Rapid isolation of type II pneumocytes with magnetic removal of macrophages.

A method is described for the rapid preparation of lung cell fractions enriched in type II alveolar pneumocytes. Isolated perfused rabbit lungs are exposed to Fe3O4 by tracheal lavage, which permits pulmonary alveolar macrophages to phagocytize the particles. Alveolar epithelial cells are then selectively freed from the basement membrane matrix by critical placement of collagenase and elastase. Detached cells are harvested either by repeated tracheal lavage or by mincing the lobes and filtering freed cells through a series of nylon mesh sieves.
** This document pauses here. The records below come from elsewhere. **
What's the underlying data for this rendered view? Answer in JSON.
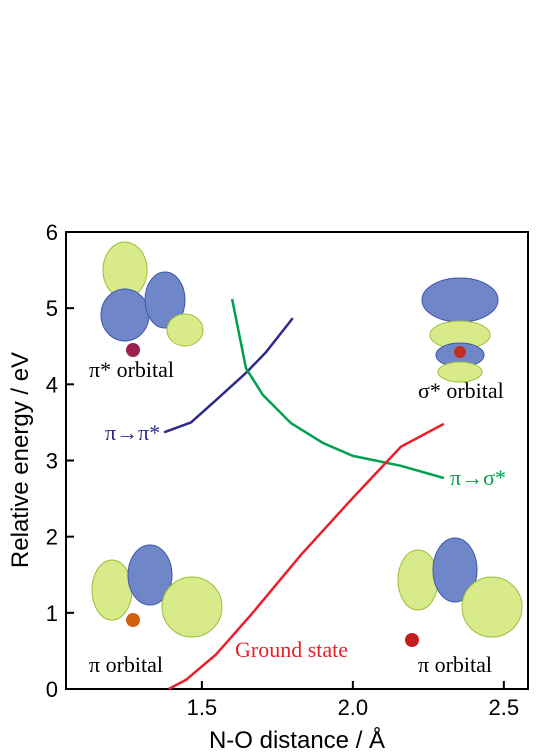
{
  "chart_data": {
    "type": "line",
    "x_label": "N-O distance / Å",
    "y_label": "Relative energy / eV",
    "xlim": [
      1.05,
      2.58
    ],
    "ylim": [
      0,
      6
    ],
    "xticks": [
      1.5,
      {
        "value": 2.0,
        "label": "2.0"
      },
      2.5
    ],
    "yticks": [
      0,
      1,
      2,
      3,
      4,
      5,
      6
    ],
    "series": [
      {
        "name": "π→π*",
        "color": "#2e2a8c",
        "x": [
          1.375,
          1.464,
          1.546,
          1.646,
          1.712,
          1.801
        ],
        "values": [
          3.37,
          3.5,
          3.79,
          4.15,
          4.42,
          4.87
        ]
      },
      {
        "name": "π→σ*",
        "color": "#00a050",
        "x": [
          1.6,
          1.646,
          1.702,
          1.795,
          1.901,
          2.0,
          2.159,
          2.301
        ],
        "values": [
          5.12,
          4.21,
          3.86,
          3.49,
          3.23,
          3.06,
          2.93,
          2.77
        ]
      },
      {
        "name": "Ground state",
        "color": "#e8202a",
        "x": [
          1.39,
          1.447,
          1.546,
          1.662,
          1.828,
          2.0,
          2.159,
          2.301
        ],
        "values": [
          0.0,
          0.12,
          0.45,
          0.97,
          1.76,
          2.51,
          3.18,
          3.48
        ]
      }
    ],
    "annotations": [
      "π* orbital",
      "σ* orbital",
      "π orbital",
      "π orbital"
    ]
  }
}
Iron oxide-containing macrophages are then removed from the harvested cells by a strong magnetic field. A final sizing of the macrophage-depleted suspension yields a preparation enriched in alveolar type II cells. Eight million viable cells (95% type II) were obtained per rabbit lung when harvested by lavage, while 32 x 10(6) (88% type II) cells were obtained from minced lungs. These values for cell yield and relative purity are comparable to previously described separation methods that depend upon differences in cell density or size. A major advantage of the magnetic separation procedure is the substantially shortened preparation time, typically 2 hr instead of 4. The viability (90-95%), oxygen consumption (88 nmol/10(6) cells/hr), and incorporation of [14C]acetate and [14C]choline (0.44 and 0.115 nmol/10(6) cells/hr, respectively) indicate that these cells will be suitable for pharmacologic and toxicologic investigation.